The report, produced for Royal Bank of Scotland, reveals that not only is the number of youngsters entering the industry falling, but those already in the sector are struggling to grow and diversify their farms.
Drawn up by an independent economic analyst, the report calls for a more joined-up approach to the prevailing framework and calls on governments, the farming sector and financial institutions to take steps to ensure that this economic potential doesn’t remain untapped.
The report is based on a study of more than 500 young and potential new entrant farmers in Britain – and while it highlights the usual barriers facing the industry’s Generation Y, it also claims they hold a “huge economic potential” and are driving significant enterprise trends in the sector.

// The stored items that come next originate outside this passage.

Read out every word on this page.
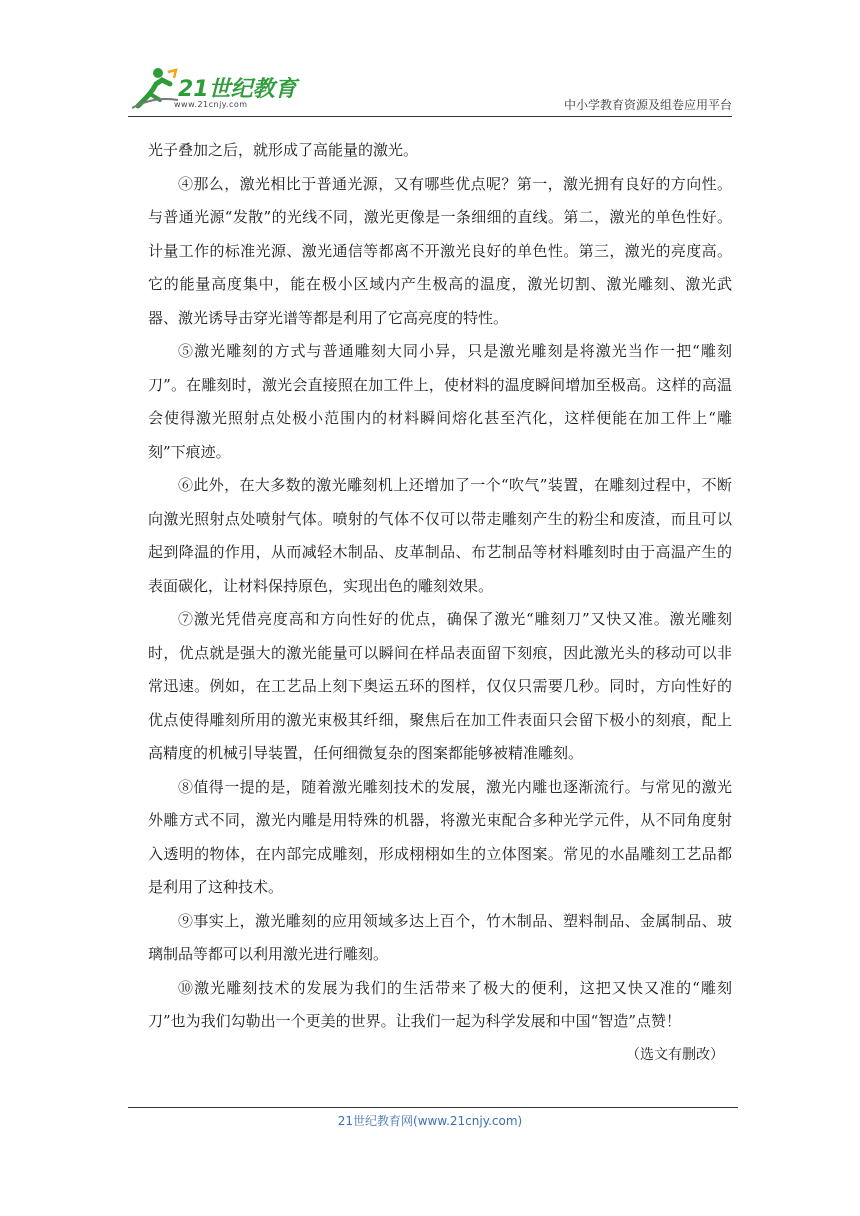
21世纪教育
www.21cnjy.com	中小学教育资源及组卷应用平台

光子叠加之后，就形成了高能量的激光。

④那么，激光相比于普通光源，又有哪些优点呢？第一，激光拥有良好的方向性。与普通光源“发散”的光线不同，激光更像是一条细细的直线。第二，激光的单色性好。计量工作的标准光源、激光通信等都离不开激光良好的单色性。第三，激光的亮度高。它的能量高度集中，能在极小区域内产生极高的温度，激光切割、激光雕刻、激光武器、激光诱导击穿光谱等都是利用了它高亮度的特性。

⑤激光雕刻的方式与普通雕刻大同小异，只是激光雕刻是将激光当作一把“雕刻刀”。在雕刻时，激光会直接照在加工件上，使材料的温度瞬间增加至极高。这样的高温会使得激光照射点处极小范围内的材料瞬间熔化甚至汽化，这样便能在加工件上“雕刻”下痕迹。

⑥此外，在大多数的激光雕刻机上还增加了一个“吹气”装置，在雕刻过程中，不断向激光照射点处喷射气体。喷射的气体不仅可以带走雕刻产生的粉尘和废渣，而且可以起到降温的作用，从而减轻木制品、皮革制品、布艺制品等材料雕刻时由于高温产生的表面碳化，让材料保持原色，实现出色的雕刻效果。

⑦激光凭借亮度高和方向性好的优点，确保了激光“雕刻刀”又快又准。激光雕刻时，优点就是强大的激光能量可以瞬间在样品表面留下刻痕，因此激光头的移动可以非常迅速。例如，在工艺品上刻下奥运五环的图样，仅仅只需要几秒。同时，方向性好的优点使得雕刻所用的激光束极其纤细，聚焦后在加工件表面只会留下极小的刻痕，配上高精度的机械引导装置，任何细微复杂的图案都能够被精准雕刻。

⑧值得一提的是，随着激光雕刻技术的发展，激光内雕也逐渐流行。与常见的激光外雕方式不同，激光内雕是用特殊的机器，将激光束配合多种光学元件，从不同角度射入透明的物体，在内部完成雕刻，形成栩栩如生的立体图案。常见的水晶雕刻工艺品都是利用了这种技术。

⑨事实上，激光雕刻的应用领域多达上百个，竹木制品、塑料制品、金属制品、玻璃制品等都可以利用激光进行雕刻。

⑩激光雕刻技术的发展为我们的生活带来了极大的便利，这把又快又准的“雕刻刀”也为我们勾勒出一个更美的世界。让我们一起为科学发展和中国“智造”点赞！

（选文有删改）

21世纪教育网(www.21cnjy.com)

It says almost 20,000 new diversification projects could be delivered by the industry’s young entrepreneurs, generating £11,900 in additional income per farm.
Ian Burrow, head of agriculture at Royal Bank of Scotland, said: “Banks, government, families, and communities need to come together to ensure today’s young farmers receive the support they deserve.”
He said that the lender would ensure that its free business accelerator network would be available to farming and rural businesses and that it would improve access to entrepreneurial communities through remote and virtual hubs.